I'm not saying that it would be impossible to write so much so often. If it was my job, I would. This blog is just a new drop in the bucket of all the many things to do that would be just as well not done. On top of all of those things, are things that do matter, that I'm obligated to choose to do. Above all is maintaining a balance of my choices that pleases me the most at the time. Too much of any one thing is no good. Everything needs rest to stay strong. For example, as my brain begins to exhaust from writing, I begin to spell phonetically. By the time I need a break from one thing, I'm usually ready to pick up on something else that was put on break earlier, so I kind of do what I want when I want, in an always occupied sort of way.

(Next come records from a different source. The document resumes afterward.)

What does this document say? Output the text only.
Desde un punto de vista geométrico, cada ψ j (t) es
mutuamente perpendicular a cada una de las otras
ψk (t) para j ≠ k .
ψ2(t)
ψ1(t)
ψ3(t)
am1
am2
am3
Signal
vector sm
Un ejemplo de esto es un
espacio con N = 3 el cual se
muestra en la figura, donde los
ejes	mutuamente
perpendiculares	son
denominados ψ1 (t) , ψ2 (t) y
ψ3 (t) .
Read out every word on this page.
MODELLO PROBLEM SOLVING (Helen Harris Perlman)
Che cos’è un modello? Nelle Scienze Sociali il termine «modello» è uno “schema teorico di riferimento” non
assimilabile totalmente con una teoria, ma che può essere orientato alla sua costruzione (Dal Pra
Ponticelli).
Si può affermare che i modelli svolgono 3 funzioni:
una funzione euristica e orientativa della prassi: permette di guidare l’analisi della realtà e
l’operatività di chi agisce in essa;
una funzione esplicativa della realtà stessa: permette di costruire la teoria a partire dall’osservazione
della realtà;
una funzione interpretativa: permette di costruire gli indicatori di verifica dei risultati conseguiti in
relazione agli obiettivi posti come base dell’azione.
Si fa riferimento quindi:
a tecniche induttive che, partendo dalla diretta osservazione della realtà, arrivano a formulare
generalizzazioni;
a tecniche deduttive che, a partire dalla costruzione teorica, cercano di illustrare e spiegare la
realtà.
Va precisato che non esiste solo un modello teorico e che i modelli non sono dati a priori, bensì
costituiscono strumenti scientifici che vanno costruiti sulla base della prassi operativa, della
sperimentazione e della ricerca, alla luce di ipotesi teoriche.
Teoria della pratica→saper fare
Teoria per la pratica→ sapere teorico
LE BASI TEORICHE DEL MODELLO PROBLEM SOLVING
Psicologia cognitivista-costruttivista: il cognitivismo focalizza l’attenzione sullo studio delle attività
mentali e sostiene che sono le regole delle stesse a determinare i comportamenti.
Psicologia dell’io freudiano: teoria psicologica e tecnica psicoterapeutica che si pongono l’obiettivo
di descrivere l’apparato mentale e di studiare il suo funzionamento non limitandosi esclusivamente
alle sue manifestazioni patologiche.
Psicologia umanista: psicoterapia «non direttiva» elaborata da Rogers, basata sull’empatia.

For an unemployed housewife with no children, I'm mysteriously busy. I can account for all the things I do, but I could stop everything aside from house cleaning, and appear just as productive. I do waste an unnecessary portion of my effort thinking about my tasks. I squeeze in chunks of laziness everywhere, but acting lazy doesn't always allow me to relax. I'm not at my best balance with that right now. Maybe it's the weather. Everyone wants to make the most of their summer. Maybe it's because I have no job. Maybe it's the voice in my head that knows how unimaginably busier everyone else is that won't shut up long enough to calm down. Maybe it's your fault. Busy, busy, busy.
Writing is good for me, and I need the practice, and I love the fame. This blog is still experimental, but I'm committed until stated otherwise. If you don't expect too much from me, I won't give you too little.